We start by bounding a different question: Let $\Gamma_n$ be the convex hull of $(0,0)$, $(0,n)$ and $(n,0)$. (So $\Gamma$ is rotated $180^{\circ}$ with respect to your $\Delta$.) Let $q_n$ be the number of ways to pack non-overlapping triangles into $\Gamma_n$.

Given any packing of triangles in $\Gamma_n$, which uses at least one triangle, let the largest triangle be of size $k$ and have a vertex at $(0,r)$. (If there is more than one largest triangle, make an arbitrary choice; this will just lead to a larger bound in the end.) So all the other triangles must fit into one of two trapezoids: one with base $r$ and height $k$ and the other with base $n-r$ and height $k$. In any case, these two trapezoids fit into translations of $\Gamma_r$ and $\Gamma_{n-r}$. So we obtain the inequality $$q_n \leq \sum_{r=1}^{n-1} q_r q_{n-r} + 1,$$ where the $+1$ is because we have to remember the possibility that there might be no triangles in the packing. If we take $q_0=0$ for convenience, we get that $\sum q_n z^n$ is term by term dominated by the solution of $$Q(z) = Q(z)^2 + \frac{z}{1-z}.$$ Solving the quadratic, $$Q(z) = \frac{1}{2} \left( 1 - \sqrt{1-\frac{4z}{1-z}} \right).$$ It will also be convenient to have a notation for the generating function $$R(z) := \sum q_{2n} z^n = \frac{1}{2} \left( Q(\sqrt{z}) + Q(- \sqrt{z}) \right).$$ Notice that $Q(z)$ has radius of convergence $1/5$, and $R$ has radius of convergence $1/25$.
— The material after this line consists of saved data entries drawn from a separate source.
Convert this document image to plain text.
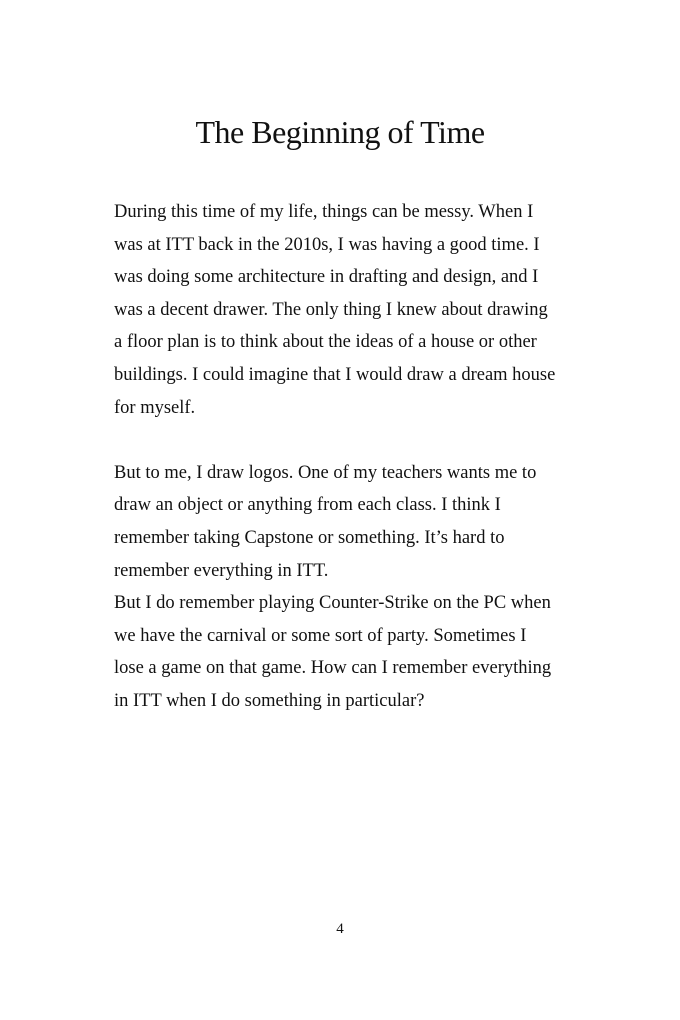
The Beginning of Time
During this time of my life, things can be messy. When I
was at ITT back in the 2010s, I was having a good time. I
was doing some architecture in drafting and design, and I
was a decent drawer. The only thing I knew about drawing
a floor plan is to think about the ideas of a house or other
buildings. I could imagine that I would draw a dream house
for myself.
But to me, I draw logos. One of my teachers wants me to
draw an object or anything from each class. I think I
remember taking Capstone or something. It’s hard to
remember everything in ITT.
But I do remember playing Counter-Strike on the PC when
we have the carnival or some sort of party. Sometimes I
lose a game on that game. How can I remember everything
in ITT when I do something in particular?
4
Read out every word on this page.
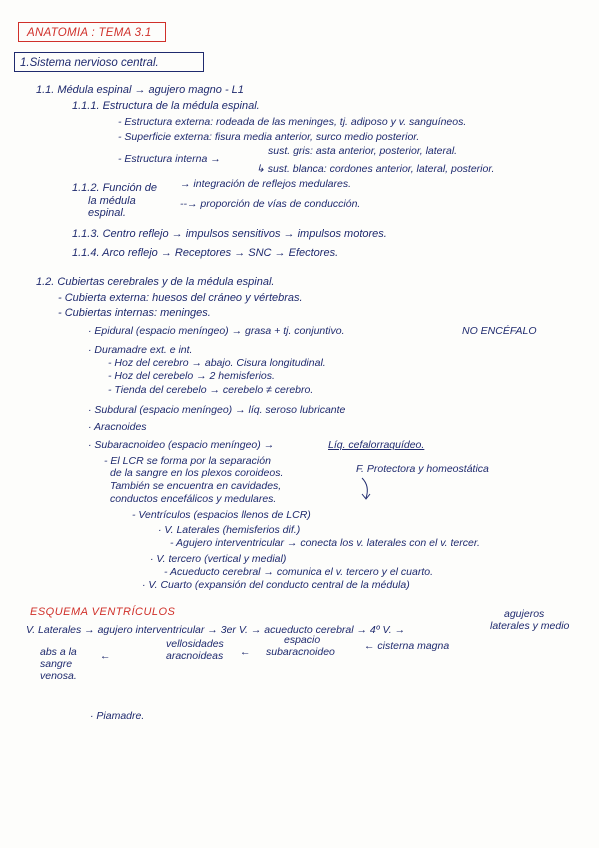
ANATOMIA : TEMA 3.1
1.Sistema nervioso central.
1.1. Médula espinal → agujero magno - L1
1.1.1. Estructura de la médula espinal.
- Estructura externa: rodeada de las meninges, tj. adiposo y v. sanguíneos.
- Superficie externa: fisura media anterior, surco medio posterior.
sust. gris: asta anterior, posterior, lateral.
- Estructura interna →
↳ sust. blanca: cordones anterior, lateral, posterior.
1.1.2. Función de
la médula
espinal.
→ integración de reflejos medulares.
--→ proporción de vías de conducción.
1.1.3. Centro reflejo → impulsos sensitivos → impulsos motores.
1.1.4. Arco reflejo → Receptores → SNC → Efectores.
1.2. Cubiertas cerebrales y de la médula espinal.
- Cubierta externa: huesos del cráneo y vértebras.
- Cubiertas internas: meninges.
· Epidural (espacio meníngeo) → grasa + tj. conjuntivo.	NO ENCÉFALO
· Duramadre ext. e int.
- Hoz del cerebro → abajo. Cisura longitudinal.
- Hoz del cerebelo → 2 hemisferios.
- Tienda del cerebelo → cerebelo ≠ cerebro.
· Subdural (espacio meníngeo) → líq. seroso lubricante
· Aracnoides
· Subaracnoideo (espacio meníngeo) →	Líq. cefalorraquídeo.
- El LCR se forma por la separación
de la sangre en los plexos coroideos.
También se encuentra en cavidades,
conductos encefálicos y medulares.
F. Protectora y homeostática
- Ventrículos (espacios llenos de LCR)
· V. Laterales (hemisferios dif.)
- Agujero interventricular → conecta los v. laterales con el v. tercer.
· V. tercero (vertical y medial)
- Acueducto cerebral → comunica el v. tercero y el cuarto.
· V. Cuarto (expansión del conducto central de la médula)
ESQUEMA VENTRÍCULOS
V. Laterales → agujero interventricular → 3er V. → acueducto cerebral → 4º V. →
agujeros
laterales y medio
abs a la
sangre
venosa.
←
vellosidades
aracnoideas ←
espacio
subaracnoideo	← cisterna magna
· Piamadre.
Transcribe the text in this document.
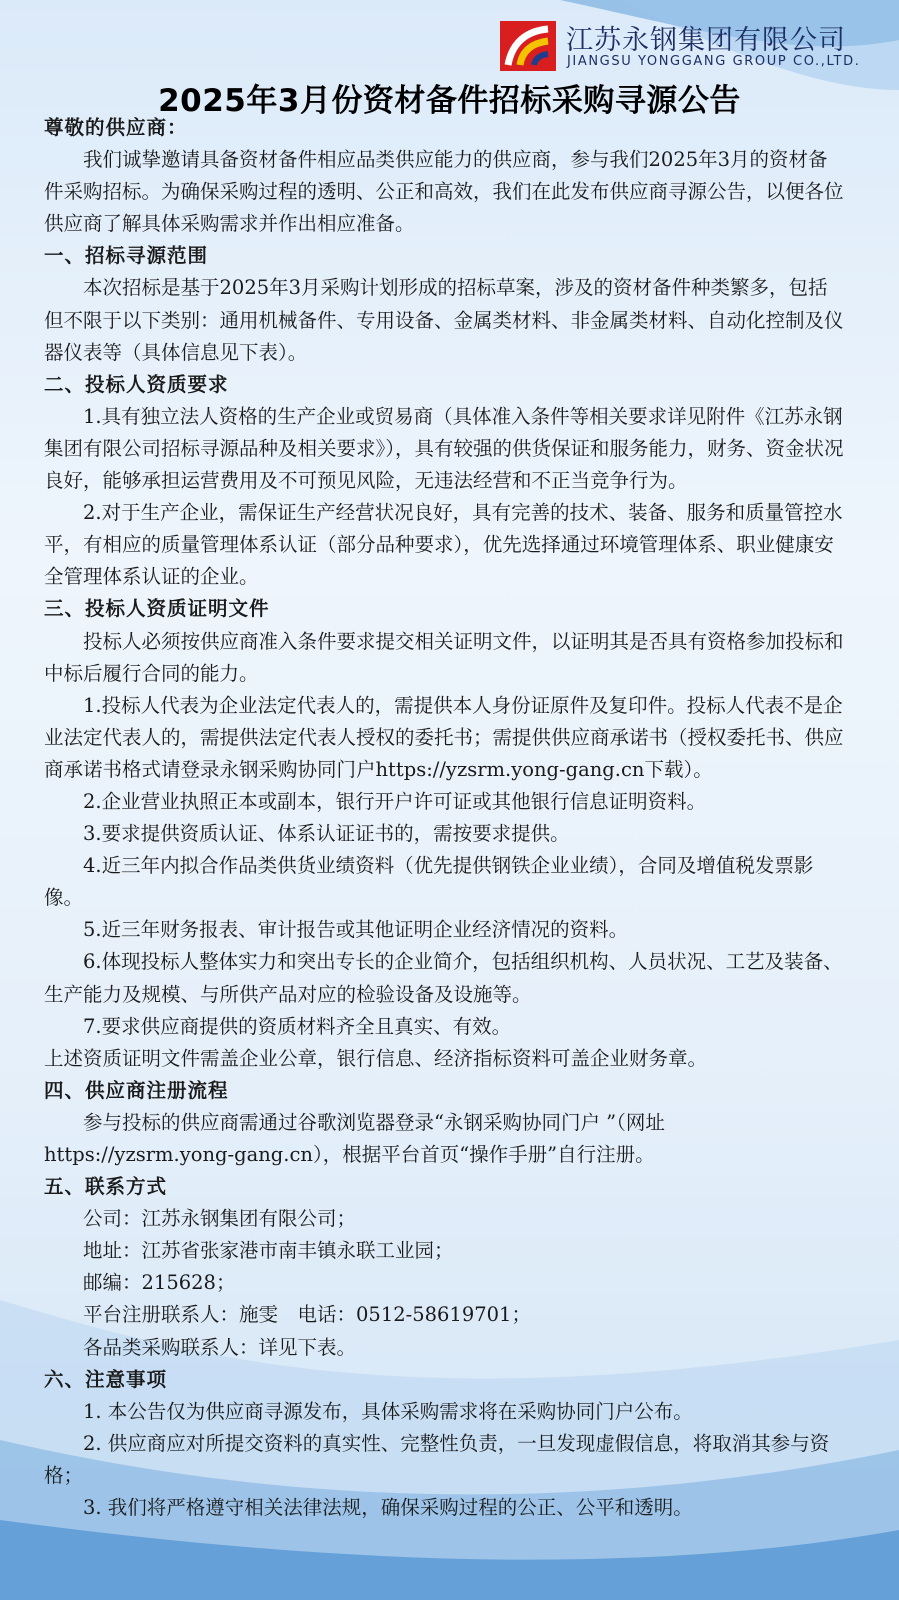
江苏永钢集团有限公司
JIANGSU YONGGANG GROUP CO.,LTD.
2025年3月份资材备件招标采购寻源公告

尊敬的供应商：

我们诚挚邀请具备资材备件相应品类供应能力的供应商，参与我们2025年3月的资材备件采购招标。为确保采购过程的透明、公正和高效，我们在此发布供应商寻源公告，以便各位供应商了解具体采购需求并作出相应准备。

一、招标寻源范围

本次招标是基于2025年3月采购计划形成的招标草案，涉及的资材备件种类繁多，包括但不限于以下类别：通用机械备件、专用设备、金属类材料、非金属类材料、自动化控制及仪器仪表等（具体信息见下表）。

二、投标人资质要求

1.具有独立法人资格的生产企业或贸易商（具体准入条件等相关要求详见附件《江苏永钢集团有限公司招标寻源品种及相关要求》），具有较强的供货保证和服务能力，财务、资金状况良好，能够承担运营费用及不可预见风险，无违法经营和不正当竞争行为。

2.对于生产企业，需保证生产经营状况良好，具有完善的技术、装备、服务和质量管控水平，有相应的质量管理体系认证（部分品种要求），优先选择通过环境管理体系、职业健康安全管理体系认证的企业。

三、投标人资质证明文件

投标人必须按供应商准入条件要求提交相关证明文件，以证明其是否具有资格参加投标和中标后履行合同的能力。

1.投标人代表为企业法定代表人的，需提供本人身份证原件及复印件。投标人代表不是企业法定代表人的，需提供法定代表人授权的委托书；需提供供应商承诺书（授权委托书、供应商承诺书格式请登录永钢采购协同门户https://yzsrm.yong-gang.cn下载）。

2.企业营业执照正本或副本，银行开户许可证或其他银行信息证明资料。

3.要求提供资质认证、体系认证证书的，需按要求提供。

4.近三年内拟合作品类供货业绩资料（优先提供钢铁企业业绩），合同及增值税发票影像。

5.近三年财务报表、审计报告或其他证明企业经济情况的资料。

6.体现投标人整体实力和突出专长的企业简介，包括组织机构、人员状况、工艺及装备、生产能力及规模、与所供产品对应的检验设备及设施等。

7.要求供应商提供的资质材料齐全且真实、有效。

上述资质证明文件需盖企业公章，银行信息、经济指标资料可盖企业财务章。

四、供应商注册流程

参与投标的供应商需通过谷歌浏览器登录“永钢采购协同门户 ”（网址https://yzsrm.yong-gang.cn），根据平台首页“操作手册”自行注册。

五、联系方式

公司：江苏永钢集团有限公司；

地址：江苏省张家港市南丰镇永联工业园；

邮编：215628；

平台注册联系人：施雯　电话：0512-58619701；

各品类采购联系人：详见下表。

六、注意事项

1. 本公告仅为供应商寻源发布，具体采购需求将在采购协同门户公布。

2. 供应商应对所提交资料的真实性、完整性负责，一旦发现虚假信息，将取消其参与资格；

3. 我们将严格遵守相关法律法规，确保采购过程的公正、公平和透明。
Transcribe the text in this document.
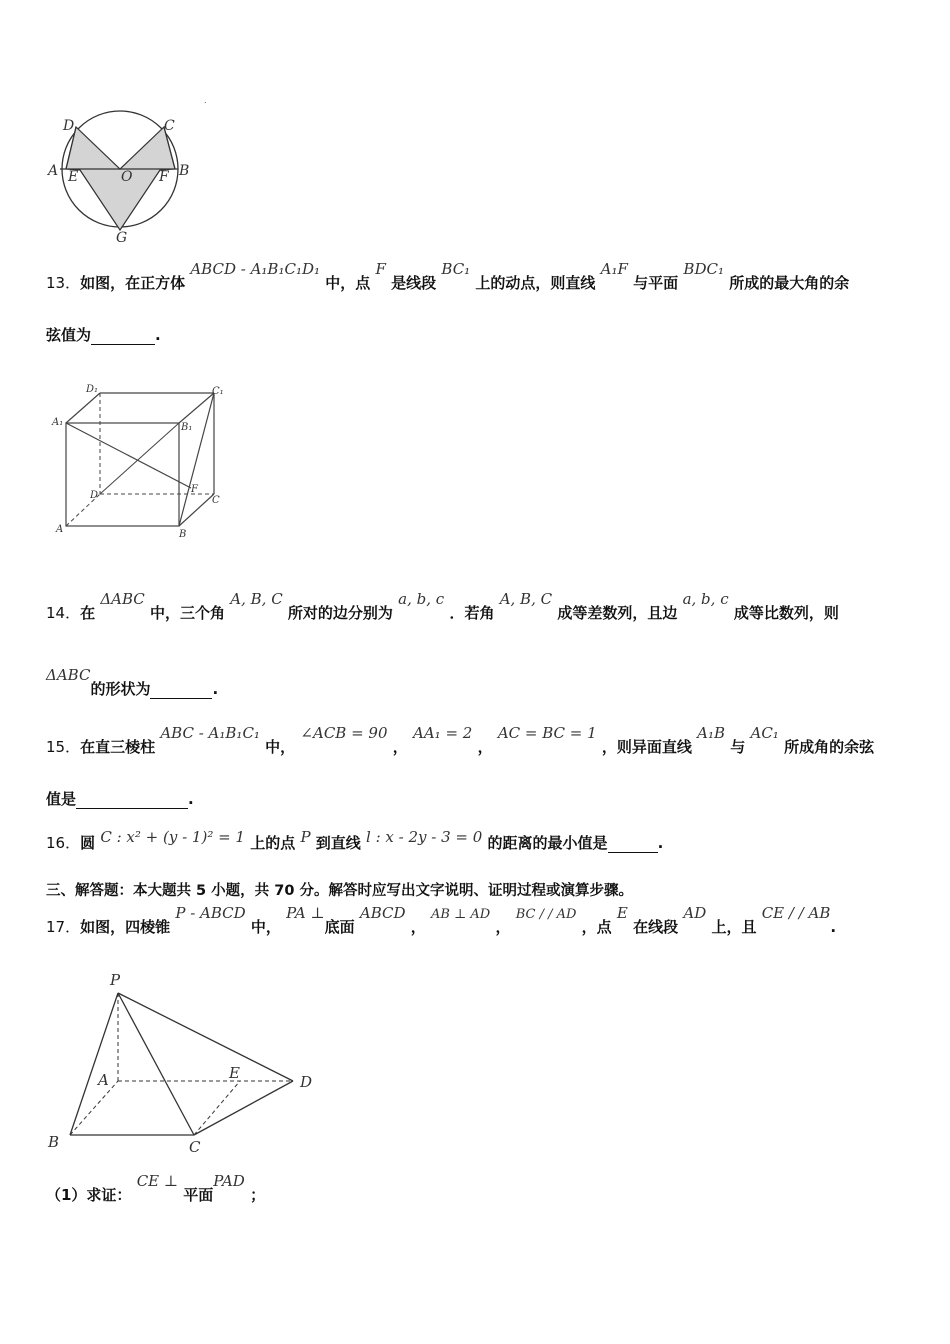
.
D	C
A E	O F B
G
13．如图，在正方体 ABCD - A₁B₁C₁D₁ 中，点 F 是线段 BC₁ 上的动点，则直线 A₁F 与平面 BDC₁ 所成的最大角的余
弦值为	.
D₁	C₁
A₁	B₁
D
F
C
A	B
14．在 ΔABC 中，三个角 A, B, C 所对的边分别为 a, b, c ．若角 A, B, C 成等差数列，且边 a, b, c 成等比数列，则
ΔABC的形状为	.
15．在直三棱柱 ABC - A₁B₁C₁ 中， ∠ACB = 90 ， AA₁ = 2 ， AC = BC = 1 ，则异面直线 A₁B 与 AC₁ 所成角的余弦
值是	.
16．圆 C : x² + (y - 1)² = 1 上的点 P 到直线 l : x - 2y - 3 = 0 的距离的最小值是	.
三、解答题：本大题共 5 小题，共 70 分。解答时应写出文字说明、证明过程或演算步骤。
17．如图，四棱锥 P - ABCD 中， PA ⊥底面 ABCD ， AB ⊥ AD ， BC / / AD ，点 E 在线段 AD 上，且 CE / / AB.
P
A	E	D
B	C
（1）求证： CE ⊥ 平面PAD ；
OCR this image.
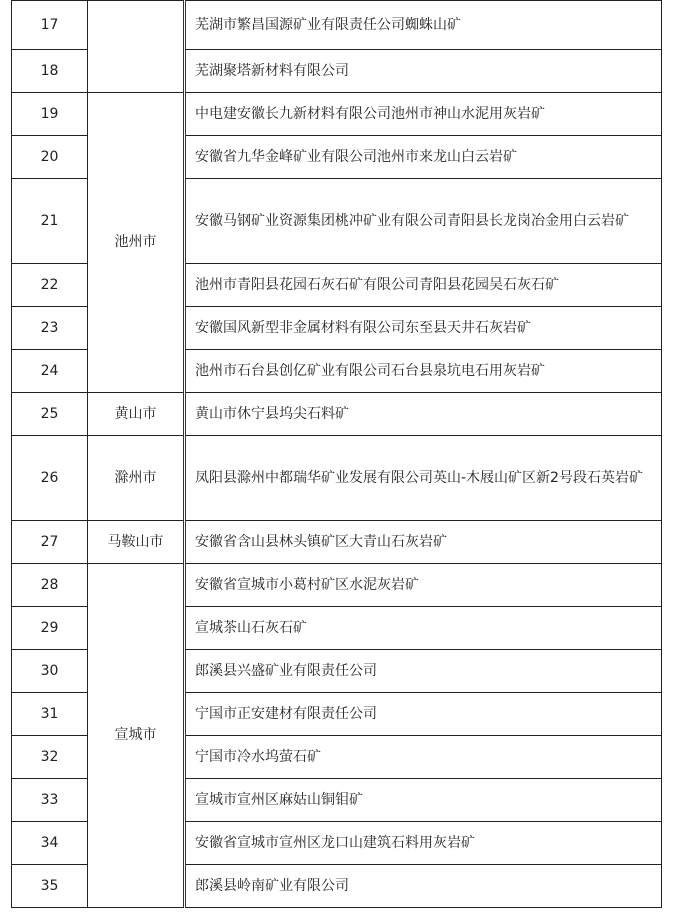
17		芜湖市繁昌国源矿业有限责任公司蜘蛛山矿
18		芜湖聚塔新材料有限公司
19	池州市	中电建安徽长九新材料有限公司池州市神山水泥用灰岩矿
20		安徽省九华金峰矿业有限公司池州市来龙山白云岩矿
21		安徽马钢矿业资源集团桃冲矿业有限公司青阳县长龙岗冶金用白云岩矿
22		池州市青阳县花园石灰石矿有限公司青阳县花园吴石灰石矿
23		安徽国风新型非金属材料有限公司东至县天井石灰岩矿
24		池州市石台县创亿矿业有限公司石台县泉坑电石用灰岩矿
25	黄山市	黄山市休宁县坞尖石料矿
26	滁州市	凤阳县滁州中都瑞华矿业发展有限公司英山-木屐山矿区新2号段石英岩矿
27	马鞍山市	安徽省含山县林头镇矿区大青山石灰岩矿
28	宣城市	安徽省宣城市小葛村矿区水泥灰岩矿
29		宣城茶山石灰石矿
30		郎溪县兴盛矿业有限责任公司
31		宁国市正安建材有限责任公司
32		宁国市冷水坞萤石矿
33		宣城市宣州区麻姑山铜钼矿
34		安徽省宣城市宣州区龙口山建筑石料用灰岩矿
35		郎溪县岭南矿业有限公司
Look at a packing of triangles into your shape. Once again, let the largest triangle have size $k$ and a vertex at $(0,r)$. So all the other triangles fit into two parallelograms of height $k$: one with base $r$ and one with base $n-r$. These, in turn, fit into triangles $\Gamma_{2r}$ and $\Gamma_{2n-2r}$. So your quantity is bounded by $$\sum_{r=0}^{n} q_{2r} q_{2n-2r}.$$ In other words, your generating function is bounded term by term by $R(z)^2$. Since $R(z)^2$ has radius of convergence $1/25$, your function converges here as well, and your terms grow no faster than $(25+\epsilon)^n$.

I expect that a bit more care will get you to $(5+\epsilon)^n$: replacing those parallelograms by triangles is incredibly sloppy. I suspect that pushing past $5$ will require some effort.